The Police and Crime Commissioner David Munro has today announced that following a detailed project looking at the future of the Fire and Rescue Service in Surrey – he will not be seeking a change of governance for the time being.
However, the PCC has called on Surrey County Council to ensure the Fire and Rescue Service work more closely with other fire services in the region and their blue light colleagues to make improvements for the public.
The PCC said he expects to see ‘tangible’ progress and if there is no demonstrable evidence that Surrey Fire & Rescue Service is engaging in better collaboration with colleagues in Sussex and elsewhere within six months – then he will be prepared to look at his decision again.
The government’s new Policing and Crime Act 2017 places a duty on emergency services to collaborate and makes provision for PCCs to take on the role of governance for Fire and Rescue Authorities where there is a business case to do so. Surrey Fire and Rescue Service is currently part of Surrey County Council.
Earlier this year, the PCC announced his office would be spearheading a working group to look at how Surrey Police can become more closely linked with their Fire and Rescue colleagues and whether a change of governance would benefit residents.
In line with the legislation set out in the Policing and Crime Act, four possible options have formed the basis of what the project has considered:
- Option 1 (‘no change’): in Surrey’s case, staying with Surrey County Council as the Fire and Rescue Authority
- Option 2 (the ‘Representation Model’): for the Police & Crime Commissioner to become a member of the existing Fire and Rescue Authority
- Option 3 (the ‘Governance Model’): for the PCC to become the Fire and Rescue Authority, keeping two separate Chief Officers for Police and Fire
- Option 4 (the ‘Single Employer Model’): for the PCC to become the Fire and Rescue Authority and appoint one Chief Officer in charge of both police and fire services
Following careful consideration and a detailed analysis of the options, the PCC has concluded that allowing time for Surrey County Council to pursue better fire collaboration would benefit residents more than a change of governance.

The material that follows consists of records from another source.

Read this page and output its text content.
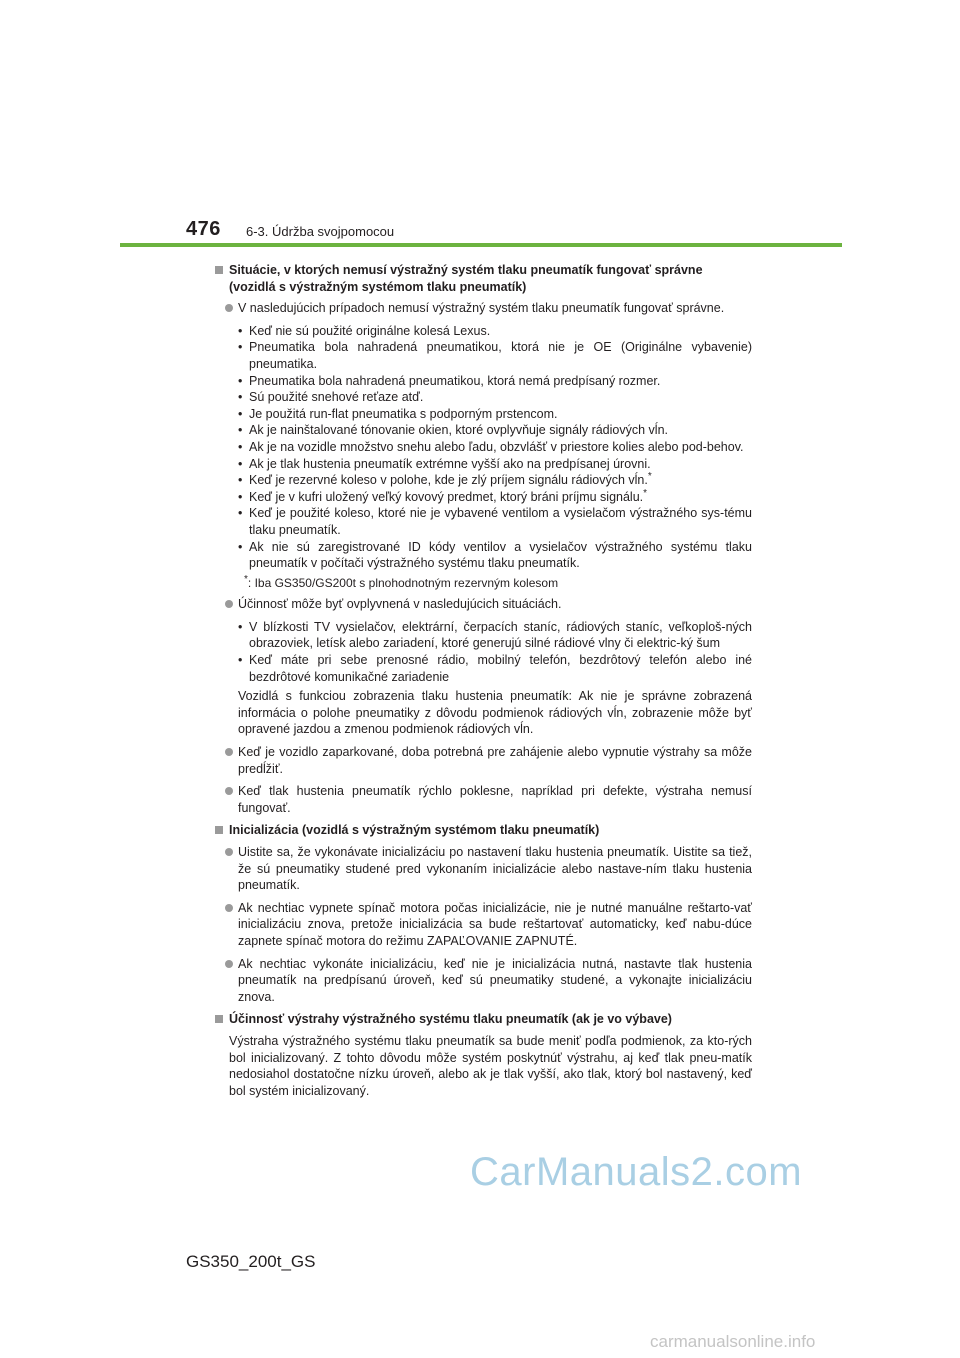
476 6-3. Údržba svojpomocou
Situácie, v ktorých nemusí výstražný systém tlaku pneumatík fungovať správne (vozidlá s výstražným systémom tlaku pneumatík)
V nasledujúcich prípadoch nemusí výstražný systém tlaku pneumatík fungovať správne.
• Keď nie sú použité originálne kolesá Lexus.
• Pneumatika bola nahradená pneumatikou, ktorá nie je OE (Originálne vybavenie) pneumatika.
• Pneumatika bola nahradená pneumatikou, ktorá nemá predpísaný rozmer.
• Sú použité snehové reťaze atď.
• Je použitá run-flat pneumatika s podporným prstencom.
• Ak je nainštalované tónovanie okien, ktoré ovplyvňuje signály rádiových vĺn.
• Ak je na vozidle množstvo snehu alebo ľadu, obzvlášť v priestore kolies alebo pod-behov.
• Ak je tlak hustenia pneumatík extrémne vyšší ako na predpísanej úrovni.
• Keď je rezervné koleso v polohe, kde je zlý príjem signálu rádiových vĺn.*
• Keď je v kufri uložený veľký kovový predmet, ktorý bráni príjmu signálu.*
• Keď je použité koleso, ktoré nie je vybavené ventilom a vysielačom výstražného sys-tému tlaku pneumatík.
• Ak nie sú zaregistrované ID kódy ventilov a vysielačov výstražného systému tlaku pneumatík v počítači výstražného systému tlaku pneumatík.
*: Iba GS350/GS200t s plnohodnotným rezervným kolesom
Účinnosť môže byť ovplyvnená v nasledujúcich situáciách.
• V blízkosti TV vysielačov, elektrární, čerpacích staníc, rádiových staníc, veľkoploš-ných obrazoviek, letísk alebo zariadení, ktoré generujú silné rádiové vlny či elektric-ký šum
• Keď máte pri sebe prenosné rádio, mobilný telefón, bezdrôtový telefón alebo iné bezdrôtové komunikačné zariadenie
Vozidlá s funkciou zobrazenia tlaku hustenia pneumatík: Ak nie je správne zobrazená informácia o polohe pneumatiky z dôvodu podmienok rádiových vĺn, zobrazenie môže byť opravené jazdou a zmenou podmienok rádiových vĺn.
Keď je vozidlo zaparkované, doba potrebná pre zahájenie alebo vypnutie výstrahy sa môže predĺžiť.
Keď tlak hustenia pneumatík rýchlo poklesne, napríklad pri defekte, výstraha nemusí fungovať.
Inicializácia (vozidlá s výstražným systémom tlaku pneumatík)
Uistite sa, že vykonávate inicializáciu po nastavení tlaku hustenia pneumatík. Uistite sa tiež, že sú pneumatiky studené pred vykonaním inicializácie alebo nastave-ním tlaku hustenia pneumatík.
Ak nechtiac vypnete spínač motora počas inicializácie, nie je nutné manuálne reštarto-vať inicializáciu znova, pretože inicializácia sa bude reštartovať automaticky, keď nabu-dúce zapnete spínač motora do režimu ZAPAĽOVANIE ZAPNUTÉ.
Ak nechtiac vykonáte inicializáciu, keď nie je inicializácia nutná, nastavte tlak hustenia pneumatík na predpísanú úroveň, keď sú pneumatiky studené, a vykonajte inicializáciu znova.
Účinnosť výstrahy výstražného systému tlaku pneumatík (ak je vo výbave)
Výstraha výstražného systému tlaku pneumatík sa bude meniť podľa podmienok, za kto-rých bol inicializovaný. Z tohto dôvodu môže systém poskytnúť výstrahu, aj keď tlak pneu-matík nedosiahol dostatočne nízku úroveň, alebo ak je tlak vyšší, ako tlak, ktorý bol nastavený, keď bol systém inicializovaný.
CarManuals2.com
GS350_200t_GS
carmanualsonline.info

Key stakeholders from all relevant agencies in the county formed the working group and have had regular planning meetings since the project was launched in January.
In July, the PCC’s office appointed KPMG, a consultancy agency with expertise in emergency services transformation and collaboration, to help develop a detailed analysis of the four options to assist in the decision making process.
Police and Crime Commissioner David Munro said ““I would like to assure the residents of Surrey that I have not taken this decision lightly and I am clear that retaining the existing governance arrangements does not mean that we simply accept the status quo.
“I expect to see real and tangible activity over the next six months including a declaration of intent between the three Chief Fire Officers across Surrey and East and West Sussex to work more closely in collaboration and a detailed plan on how both efficiencies and operational benefits can be drawn out.
“There also has to be a more focused and ambitious effort to enhance blue-light collaborative activity in Surrey. I am confident that Surrey County Council are now better informed to lead and explore how the Fire and Rescue Service could work more creatively with others to the advantage of Surrey residents. I would expect this work to be pursued with rigour and focus and I look forward to seeing plans as they develop.
“I said from the start this was a really important project for the future of our emergency services in Surrey and it has required a very careful analysis of those options available to me as a PCC.
“A crucial part of my role is to represent the people of Surrey and I had to make sure I had their best interests at heart when considering the future governance of the Fire and Rescue Service in this county.
“Having listened to the findings of this project and carefully considering all the options – I have concluded that Surrey County Council need to be given the opportunity to drive fire collaboration forward.”